Liputan6.com, Jakarta - Yayasan Lembaga Konsumen Indonesia (YLKI) menolak rencana pemerintah terkait pengenaan pajak pertambahan nilai (PPN) jalan tol sebesar 10 persen yang akan dibebankan kepada konsumen.
Anggota Pengurus Harian YLKI, Tulus Abadi menuturkan, pemerintah kian rakus membebani masyarakat dengan pajak di berbagai sektor demi menggenjot pendapatan di sektor pajak sebesar Rp 1.300 triliun.
Baca Juga
Salah satunya penerapan PPN jalan tol sekitar 10 persen yang akan dibebankan ke konsumen. Menurut Tulus, ada sejumlah faktor yang membuat kebijakan itu harus dibatalkan.
Advertisement
Pertama, pelayanan jalan tol masih buruk. Operator jalan tol belum mampu memenuhi standar pelayanan. Bahkan kecepatan rata-rata di jalan tol makin menurun, dan antrean jalan tol makin mengular.

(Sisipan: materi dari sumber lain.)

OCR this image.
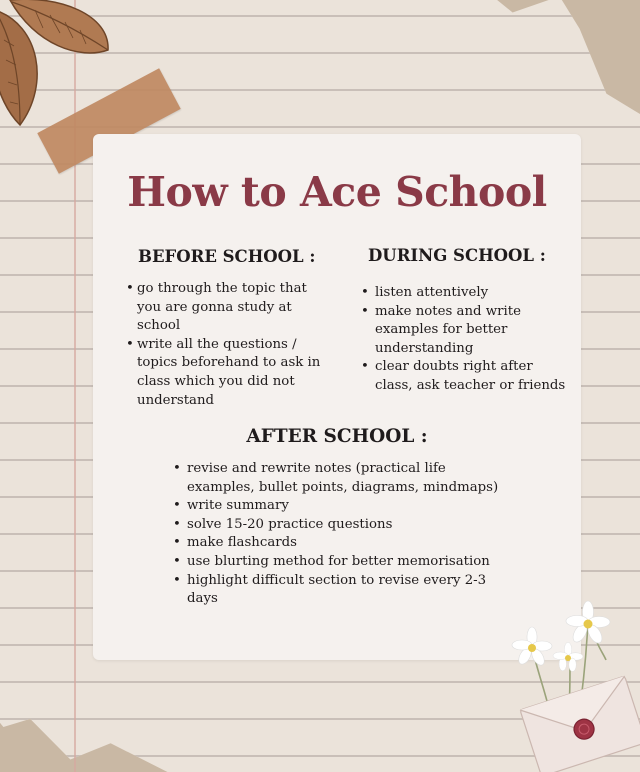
How to Ace School
BEFORE SCHOOL :
• go through the topic that you are gonna study at school
• write all the questions / topics beforehand to ask in class which you did not understand
DURING SCHOOL :
• listen attentively
• make notes and write examples for better understanding
• clear doubts right after class, ask teacher or friends
AFTER SCHOOL :
• revise and rewrite notes (practical life examples, bullet points, diagrams, mindmaps)
• write summary
• solve 15-20 practice questions
• make flashcards
• use blurting method for better memorisation
• highlight difficult section to revise every 2-3 days
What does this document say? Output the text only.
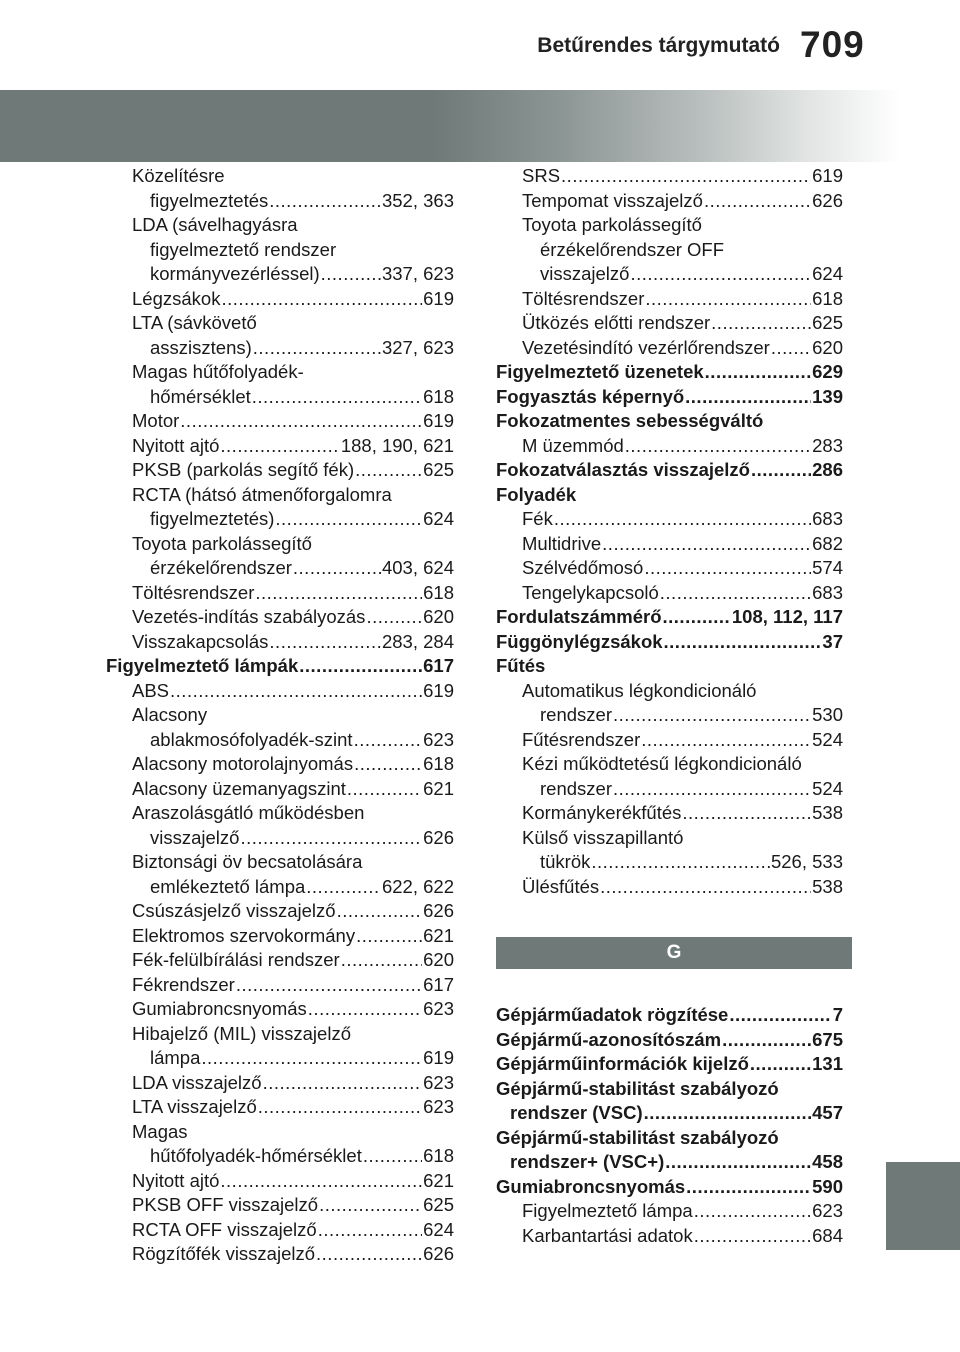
Betűrendes tárgymutató 709
Közelítésre
figyelmeztetés .....	352, 363
LDA (sávelhagyásra
figyelmeztető rendszer
kormányvezérléssel) .....	337, 623
Légzsákok .....	619
LTA (sávkövető
asszisztens) .....	327, 623
Magas hűtőfolyadék-
hőmérséklet .....	618
Motor .....	619
Nyitott ajtó .....	188, 190, 621
PKSB (parkolás segítő fék) .....	625
RCTA (hátsó átmenőforgalomra
figyelmeztetés) .....	624
Toyota parkolássegítő
érzékelőrendszer .....	403, 624
Töltésrendszer .....	618
Vezetés-indítás szabályozás .....	620
Visszakapcsolás .....	283, 284
Figyelmeztető lámpák .....	617
ABS .....	619
Alacsony
ablakmosófolyadék-szint .....	623
Alacsony motorolajnyomás .....	618
Alacsony üzemanyagszint .....	621
Araszolásgátló működésben
visszajelző .....	626
Biztonsági öv becsatolására
emlékeztető lámpa .....	622, 622
Csúszásjelző visszajelző .....	626
Elektromos szervokormány .....	621
Fék-felülbírálási rendszer .....	620
Fékrendszer .....	617
Gumiabroncsnyomás .....	623
Hibajelző (MIL) visszajelző
lámpa .....	619
LDA visszajelző .....	623
LTA visszajelző .....	623
Magas
hűtőfolyadék-hőmérséklet .....	618
Nyitott ajtó .....	621
PKSB OFF visszajelző .....	625
RCTA OFF visszajelző .....	624
Rögzítőfék visszajelző .....	626
SRS .....	619
Tempomat visszajelző .....	626
Toyota parkolássegítő
érzékelőrendszer OFF
visszajelző .....	624
Töltésrendszer .....	618
Ütközés előtti rendszer .....	625
Vezetésindító vezérlőrendszer ..... 620
Figyelmeztető üzenetek .....	629
Fogyasztás képernyő .....	139
Fokozatmentes sebességváltó
M üzemmód .....	283
Fokozatválasztás visszajelző .....	286
Folyadék
Fék .....	683
Multidrive .....	682
Szélvédőmosó .....	574
Tengelykapcsoló .....	683
Fordulatszámmérő .....	108, 112, 117
Függönylégzsákok .....	37
Fűtés
Automatikus légkondicionáló
rendszer .....	530
Fűtésrendszer .....	524
Kézi működtetésű légkondicionáló
rendszer .....	524
Kormánykerékfűtés .....	538
Külső visszapillantó
tükrök .....	526, 533
Ülésfűtés .....	538
G
Gépjárműadatok rögzítése .....	7
Gépjármű-azonosítószám .....	675
Gépjárműinformációk kijelző .....	131
Gépjármű-stabilitást szabályozó
rendszer (VSC) .....	457
Gépjármű-stabilitást szabályozó
rendszer+ (VSC+) .....	458
Gumiabroncsnyomás .....	590
Figyelmeztető lámpa .....	623
Karbantartási adatok .....	684
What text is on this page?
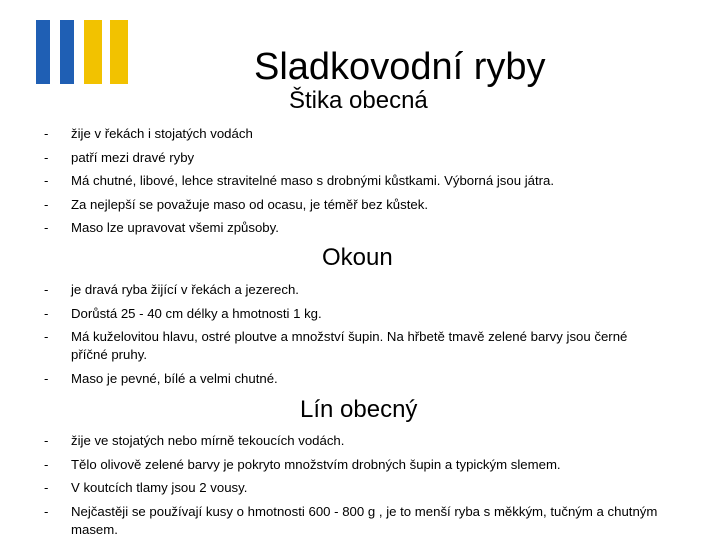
Sladkovodní ryby
Štika obecná
- žije v řekách i stojatých vodách
- patří mezi dravé ryby
- Má chutné, libové, lehce stravitelné maso s drobnými kůstkami. Výborná jsou játra.
- Za nejlepší se považuje maso od ocasu, je téměř bez kůstek.
- Maso lze upravovat všemi způsoby.
Okoun
- je dravá ryba žijící v řekách a jezerech.
- Dorůstá 25 - 40 cm délky a hmotnosti 1 kg.
- Má kuželovitou hlavu, ostré ploutve a množství šupin. Na hřbetě tmavě zelené barvy jsou černé příčné pruhy.
- Maso je pevné, bílé a velmi chutné.
Lín obecný
- žije ve stojatých nebo mírně tekoucích vodách.
- Tělo olivově zelené barvy je pokryto množstvím drobných šupin a typickým slemem.
- V koutcích tlamy jsou 2 vousy.
- Nejčastěji se používají kusy o hmotnosti 600 - 800 g , je to menší ryba s měkkým, tučným a chutným masem.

"Jalan tol juga banyak berlubang di sana-sini. Seperti ini kok mau dikenakan PPN," kata Tulus, seperti dikutip dari keterangan yang diterbitkan, Rabu (4/3/2015).
Kedua, PPN atas jalan tol akan berdampak terhadap biaya logistik. PPN jalan tol justru kontraproduktif terhadap kebijakan pemerintah yang ingin mengurangi biaya logistik. "Akhirnya akan berdampak pada konsumen akhir dengan kenaikan harga kebutuhan pokok," ujar Tulus.
Ketiga, pengenaan PPN atas jalan tol merupakan kenaikan tarif tol terselubung bahkan akan mengakibatkan kenaikan berlipat. Lantaran tarif tol setiap tahun ada kenaikan tarif di ruas tertentu.
"Jika sudah naik tarif tetapi masih dikenakan PPN maka akan terjadi double kenaikan. Ini melanggar Undang-undang tentang jalan dan PP tentang jalan tol," tutur Tulus.
Sebelumnya, Menteri Keuangan (Menkeu), Bambang Brodjonegoro menegaskan tetap akan memberlakukan PPN jalan tol 10 persen meski diprotes sejumlah pihak. Pasalnya dia menilai, ‎selain jalan tol sebagai subjek PPN, pengguna jalan tol merupakan kalangan mampu mengingat adalah pemilik kendaraan roda empat atau mobil.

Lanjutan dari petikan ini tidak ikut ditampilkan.